Another Column at MyShelf.Com

Before the Title, Past
A Nonfiction Column
By Willie Elliott

The Legacy of John O'Hara

As an English major and former high school literature teacher, I was attracted to a collection of short stories by John O'Hara.
John O'Hara, an author of many best sellers in the 1930's, 1940's and 1950's with such titles as Appointment in Samarra, From the Terrace, Ten North Frederick, and Butterfield 8, always craved the attention given to William Faulkner, John Steinbeck, and Ernest Hemingway. It is no secret that O'Hara craved the much-coveted Nobel Prize in literature.

While O'Hara may not have received the attention he deserved for his novels, Carroll Publishers under the editorship of Matthew J. Bruccoli have insured O'Hara's standing as a top-notch short story writer with the publication of his short stories Gibbsville, PA: The Classic Stories.

The stories, which do not necessarily flow from one to another, are held together by the fact that they all are set in Gibbsville, Pa, a Polish coal mining and Jewish shopkeepers area of Pennsylvania.

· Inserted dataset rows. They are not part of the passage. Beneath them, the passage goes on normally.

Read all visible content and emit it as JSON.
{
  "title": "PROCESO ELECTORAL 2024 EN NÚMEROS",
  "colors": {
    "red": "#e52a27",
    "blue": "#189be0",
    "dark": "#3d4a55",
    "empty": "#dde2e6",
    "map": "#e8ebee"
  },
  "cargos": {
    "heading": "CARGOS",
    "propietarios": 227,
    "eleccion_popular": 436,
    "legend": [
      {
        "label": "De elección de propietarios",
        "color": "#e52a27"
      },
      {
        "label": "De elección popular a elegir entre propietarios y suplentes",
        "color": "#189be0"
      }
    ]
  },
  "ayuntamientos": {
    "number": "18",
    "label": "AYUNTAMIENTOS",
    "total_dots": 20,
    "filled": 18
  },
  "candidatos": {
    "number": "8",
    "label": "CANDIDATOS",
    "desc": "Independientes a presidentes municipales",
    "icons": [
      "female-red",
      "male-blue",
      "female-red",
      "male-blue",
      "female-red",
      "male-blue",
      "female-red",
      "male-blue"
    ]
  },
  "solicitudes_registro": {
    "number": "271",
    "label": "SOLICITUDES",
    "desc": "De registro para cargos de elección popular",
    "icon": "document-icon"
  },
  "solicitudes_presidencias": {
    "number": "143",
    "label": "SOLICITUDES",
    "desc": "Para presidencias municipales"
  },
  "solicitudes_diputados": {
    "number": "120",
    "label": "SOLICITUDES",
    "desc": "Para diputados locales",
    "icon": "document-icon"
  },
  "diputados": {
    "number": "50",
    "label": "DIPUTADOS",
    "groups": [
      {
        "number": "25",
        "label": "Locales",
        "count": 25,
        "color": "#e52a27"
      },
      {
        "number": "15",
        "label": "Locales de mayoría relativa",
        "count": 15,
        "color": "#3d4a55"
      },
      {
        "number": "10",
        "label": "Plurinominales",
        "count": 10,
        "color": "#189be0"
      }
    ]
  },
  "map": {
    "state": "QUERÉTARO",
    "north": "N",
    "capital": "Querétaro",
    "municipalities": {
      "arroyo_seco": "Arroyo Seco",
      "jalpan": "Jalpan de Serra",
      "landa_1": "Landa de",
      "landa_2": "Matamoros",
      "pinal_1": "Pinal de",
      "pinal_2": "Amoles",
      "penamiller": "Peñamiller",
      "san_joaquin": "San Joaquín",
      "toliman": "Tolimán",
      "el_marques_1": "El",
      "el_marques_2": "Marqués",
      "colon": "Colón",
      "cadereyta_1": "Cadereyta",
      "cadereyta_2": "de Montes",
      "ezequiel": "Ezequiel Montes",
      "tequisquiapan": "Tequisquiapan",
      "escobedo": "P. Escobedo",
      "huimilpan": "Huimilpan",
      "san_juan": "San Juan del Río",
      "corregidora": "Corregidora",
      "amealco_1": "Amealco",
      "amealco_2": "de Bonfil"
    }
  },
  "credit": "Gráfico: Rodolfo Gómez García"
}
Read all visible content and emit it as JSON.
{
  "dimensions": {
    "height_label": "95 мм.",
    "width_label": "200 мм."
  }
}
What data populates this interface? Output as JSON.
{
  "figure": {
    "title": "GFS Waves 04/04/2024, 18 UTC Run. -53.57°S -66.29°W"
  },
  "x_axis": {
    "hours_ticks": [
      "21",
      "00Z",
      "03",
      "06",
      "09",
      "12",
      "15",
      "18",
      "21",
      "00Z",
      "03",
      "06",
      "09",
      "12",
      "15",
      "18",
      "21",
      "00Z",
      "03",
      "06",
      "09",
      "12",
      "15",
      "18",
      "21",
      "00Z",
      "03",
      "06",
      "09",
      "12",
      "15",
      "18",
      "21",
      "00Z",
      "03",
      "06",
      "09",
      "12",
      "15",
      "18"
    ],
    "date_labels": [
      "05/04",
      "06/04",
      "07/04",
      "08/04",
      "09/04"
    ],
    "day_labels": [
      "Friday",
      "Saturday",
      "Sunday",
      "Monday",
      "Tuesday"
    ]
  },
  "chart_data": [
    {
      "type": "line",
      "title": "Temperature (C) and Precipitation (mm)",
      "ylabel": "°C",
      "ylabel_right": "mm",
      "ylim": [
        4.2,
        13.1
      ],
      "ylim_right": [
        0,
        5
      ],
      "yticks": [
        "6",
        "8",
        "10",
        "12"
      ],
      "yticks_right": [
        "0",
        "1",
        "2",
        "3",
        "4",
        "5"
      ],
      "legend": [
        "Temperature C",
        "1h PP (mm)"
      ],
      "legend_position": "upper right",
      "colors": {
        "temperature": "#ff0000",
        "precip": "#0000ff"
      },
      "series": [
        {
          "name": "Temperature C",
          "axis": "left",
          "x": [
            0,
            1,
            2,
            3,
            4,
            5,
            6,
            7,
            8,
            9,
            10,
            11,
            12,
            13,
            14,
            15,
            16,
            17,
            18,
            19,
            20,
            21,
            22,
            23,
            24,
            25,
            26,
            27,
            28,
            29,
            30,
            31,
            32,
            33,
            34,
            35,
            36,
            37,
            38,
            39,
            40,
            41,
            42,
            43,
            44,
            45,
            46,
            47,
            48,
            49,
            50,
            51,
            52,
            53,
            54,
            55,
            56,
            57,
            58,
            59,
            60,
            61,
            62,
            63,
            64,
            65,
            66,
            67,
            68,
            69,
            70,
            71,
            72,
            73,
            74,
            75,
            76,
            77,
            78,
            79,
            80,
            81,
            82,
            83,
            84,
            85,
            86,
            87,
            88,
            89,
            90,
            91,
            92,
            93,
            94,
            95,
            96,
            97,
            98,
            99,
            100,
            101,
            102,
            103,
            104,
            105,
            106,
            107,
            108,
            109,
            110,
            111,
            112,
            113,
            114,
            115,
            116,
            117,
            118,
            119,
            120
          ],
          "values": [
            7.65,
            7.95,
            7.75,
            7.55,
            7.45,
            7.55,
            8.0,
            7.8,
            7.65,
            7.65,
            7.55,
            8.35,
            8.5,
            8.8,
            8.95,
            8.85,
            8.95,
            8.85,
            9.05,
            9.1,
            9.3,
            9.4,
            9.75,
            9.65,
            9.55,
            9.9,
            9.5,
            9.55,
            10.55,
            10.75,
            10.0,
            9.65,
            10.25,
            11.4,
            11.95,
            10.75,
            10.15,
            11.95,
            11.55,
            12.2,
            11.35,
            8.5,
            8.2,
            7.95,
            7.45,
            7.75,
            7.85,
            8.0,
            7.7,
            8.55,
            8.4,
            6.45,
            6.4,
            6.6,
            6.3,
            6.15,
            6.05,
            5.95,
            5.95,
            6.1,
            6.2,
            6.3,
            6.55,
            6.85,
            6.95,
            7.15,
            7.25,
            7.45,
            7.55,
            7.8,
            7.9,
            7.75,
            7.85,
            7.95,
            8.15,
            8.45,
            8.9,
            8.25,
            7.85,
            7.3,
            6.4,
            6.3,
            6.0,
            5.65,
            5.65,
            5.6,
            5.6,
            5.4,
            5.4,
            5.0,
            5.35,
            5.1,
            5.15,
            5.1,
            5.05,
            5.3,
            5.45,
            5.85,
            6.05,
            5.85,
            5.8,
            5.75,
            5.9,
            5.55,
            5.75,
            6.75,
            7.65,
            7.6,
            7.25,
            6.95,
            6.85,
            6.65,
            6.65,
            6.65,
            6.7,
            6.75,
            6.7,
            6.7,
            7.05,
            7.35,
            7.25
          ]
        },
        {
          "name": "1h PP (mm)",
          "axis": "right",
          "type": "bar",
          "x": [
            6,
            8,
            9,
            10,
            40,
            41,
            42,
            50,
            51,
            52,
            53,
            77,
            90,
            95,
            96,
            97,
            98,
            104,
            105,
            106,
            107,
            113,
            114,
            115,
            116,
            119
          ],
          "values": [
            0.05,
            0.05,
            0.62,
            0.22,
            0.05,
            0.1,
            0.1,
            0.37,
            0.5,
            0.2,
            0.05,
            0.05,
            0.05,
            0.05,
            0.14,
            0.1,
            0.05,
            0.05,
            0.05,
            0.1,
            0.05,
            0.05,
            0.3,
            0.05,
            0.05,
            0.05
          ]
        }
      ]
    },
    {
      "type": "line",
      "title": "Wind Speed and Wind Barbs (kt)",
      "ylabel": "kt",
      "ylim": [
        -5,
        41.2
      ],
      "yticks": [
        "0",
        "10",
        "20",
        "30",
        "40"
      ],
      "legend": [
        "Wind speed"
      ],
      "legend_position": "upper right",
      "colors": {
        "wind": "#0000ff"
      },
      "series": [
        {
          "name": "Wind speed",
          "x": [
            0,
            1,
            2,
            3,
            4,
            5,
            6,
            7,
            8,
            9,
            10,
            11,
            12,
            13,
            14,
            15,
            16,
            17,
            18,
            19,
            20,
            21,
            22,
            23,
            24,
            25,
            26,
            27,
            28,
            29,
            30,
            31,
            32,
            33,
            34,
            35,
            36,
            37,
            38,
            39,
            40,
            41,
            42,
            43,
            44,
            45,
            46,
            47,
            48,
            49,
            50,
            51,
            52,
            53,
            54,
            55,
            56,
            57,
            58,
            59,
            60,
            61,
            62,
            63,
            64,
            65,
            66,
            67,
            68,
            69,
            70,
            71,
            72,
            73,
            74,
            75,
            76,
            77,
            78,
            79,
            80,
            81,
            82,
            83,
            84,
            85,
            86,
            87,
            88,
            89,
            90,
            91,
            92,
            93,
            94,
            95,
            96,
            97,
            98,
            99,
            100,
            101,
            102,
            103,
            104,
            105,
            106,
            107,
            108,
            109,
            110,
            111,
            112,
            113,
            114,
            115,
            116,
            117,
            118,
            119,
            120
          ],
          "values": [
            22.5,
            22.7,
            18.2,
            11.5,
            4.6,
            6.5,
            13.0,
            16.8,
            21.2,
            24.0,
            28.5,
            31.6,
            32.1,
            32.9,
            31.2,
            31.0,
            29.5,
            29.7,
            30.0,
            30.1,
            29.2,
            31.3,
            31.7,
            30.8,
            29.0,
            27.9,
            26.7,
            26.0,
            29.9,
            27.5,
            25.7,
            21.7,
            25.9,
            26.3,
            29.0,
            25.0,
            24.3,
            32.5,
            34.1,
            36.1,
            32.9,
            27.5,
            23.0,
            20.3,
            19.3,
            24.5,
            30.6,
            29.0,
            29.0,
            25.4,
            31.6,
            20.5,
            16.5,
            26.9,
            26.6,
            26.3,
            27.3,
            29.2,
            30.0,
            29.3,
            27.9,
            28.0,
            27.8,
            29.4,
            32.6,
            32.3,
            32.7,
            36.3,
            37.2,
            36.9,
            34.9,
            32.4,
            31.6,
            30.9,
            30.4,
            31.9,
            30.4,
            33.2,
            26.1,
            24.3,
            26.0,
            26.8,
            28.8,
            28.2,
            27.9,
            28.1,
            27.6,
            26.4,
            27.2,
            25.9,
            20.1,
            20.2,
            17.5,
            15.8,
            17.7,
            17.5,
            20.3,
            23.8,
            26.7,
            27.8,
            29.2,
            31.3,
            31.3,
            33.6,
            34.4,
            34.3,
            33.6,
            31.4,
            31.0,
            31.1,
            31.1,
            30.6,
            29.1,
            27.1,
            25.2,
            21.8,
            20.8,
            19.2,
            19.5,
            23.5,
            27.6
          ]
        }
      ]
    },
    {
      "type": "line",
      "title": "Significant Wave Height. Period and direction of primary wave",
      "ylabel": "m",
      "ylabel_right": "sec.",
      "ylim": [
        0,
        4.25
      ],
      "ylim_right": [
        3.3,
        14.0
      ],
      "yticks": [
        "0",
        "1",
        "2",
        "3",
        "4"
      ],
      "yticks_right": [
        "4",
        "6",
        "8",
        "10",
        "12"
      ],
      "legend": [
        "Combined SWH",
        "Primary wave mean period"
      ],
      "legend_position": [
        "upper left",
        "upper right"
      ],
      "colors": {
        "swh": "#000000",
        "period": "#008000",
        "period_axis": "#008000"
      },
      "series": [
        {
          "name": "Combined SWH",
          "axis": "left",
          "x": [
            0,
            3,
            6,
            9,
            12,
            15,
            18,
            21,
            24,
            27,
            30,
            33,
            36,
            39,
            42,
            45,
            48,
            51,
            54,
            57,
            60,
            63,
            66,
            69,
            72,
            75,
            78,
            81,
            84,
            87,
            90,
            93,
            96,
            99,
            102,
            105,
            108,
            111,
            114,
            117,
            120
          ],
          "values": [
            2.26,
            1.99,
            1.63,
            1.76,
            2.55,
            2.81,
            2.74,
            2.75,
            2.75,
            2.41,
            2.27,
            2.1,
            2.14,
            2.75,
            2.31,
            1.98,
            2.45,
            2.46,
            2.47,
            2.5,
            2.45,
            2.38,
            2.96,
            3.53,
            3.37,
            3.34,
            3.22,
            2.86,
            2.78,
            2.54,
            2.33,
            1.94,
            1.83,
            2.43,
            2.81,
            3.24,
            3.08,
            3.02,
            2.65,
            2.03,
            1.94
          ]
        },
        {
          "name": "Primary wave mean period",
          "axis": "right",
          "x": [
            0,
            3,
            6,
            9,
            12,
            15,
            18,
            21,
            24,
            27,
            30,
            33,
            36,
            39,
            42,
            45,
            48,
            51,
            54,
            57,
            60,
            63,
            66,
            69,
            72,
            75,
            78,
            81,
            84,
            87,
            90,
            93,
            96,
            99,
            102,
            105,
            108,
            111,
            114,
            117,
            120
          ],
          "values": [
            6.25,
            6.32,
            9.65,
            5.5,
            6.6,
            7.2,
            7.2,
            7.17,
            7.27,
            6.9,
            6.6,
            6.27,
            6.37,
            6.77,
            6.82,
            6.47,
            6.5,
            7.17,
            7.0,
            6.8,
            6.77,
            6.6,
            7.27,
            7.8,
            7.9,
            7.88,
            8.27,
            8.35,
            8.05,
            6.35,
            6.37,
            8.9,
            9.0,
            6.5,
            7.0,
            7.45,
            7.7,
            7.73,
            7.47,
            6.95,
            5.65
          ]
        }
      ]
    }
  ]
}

This ideas of centering stories around a locale has been used by William Faulkner in his imaginary Yoknapatawpha County, Sherwood Anderson in his collection called Winesburg, Ohio and even Edgar Lee Masters in his poems about the people of Spoon River in his Spoon River Anthology.

The Preface to the collection by George V. Higgins does a terrific job of providing background information that will greatly aid the reader in understand O'Hara and his work.

Some of the stories such as the “The Doctor's Son,” while not completely autobiographical, certainly seems to have some material drawn from O'Hara's life.

One wonders why O'Hara did not receive more attention during his long literary life. One also wonders what exactly separates the serious writers from the popular much read authors. Based on what we know about this situation, we wonder who will be considered the “serious” writers from the modern age.

Whatever the case, Gibbsville, PA goes a long way in placing O'Hara among the best writer of short stories of all times. Any institution that that treasures the short story genre should get a copy of this anthology.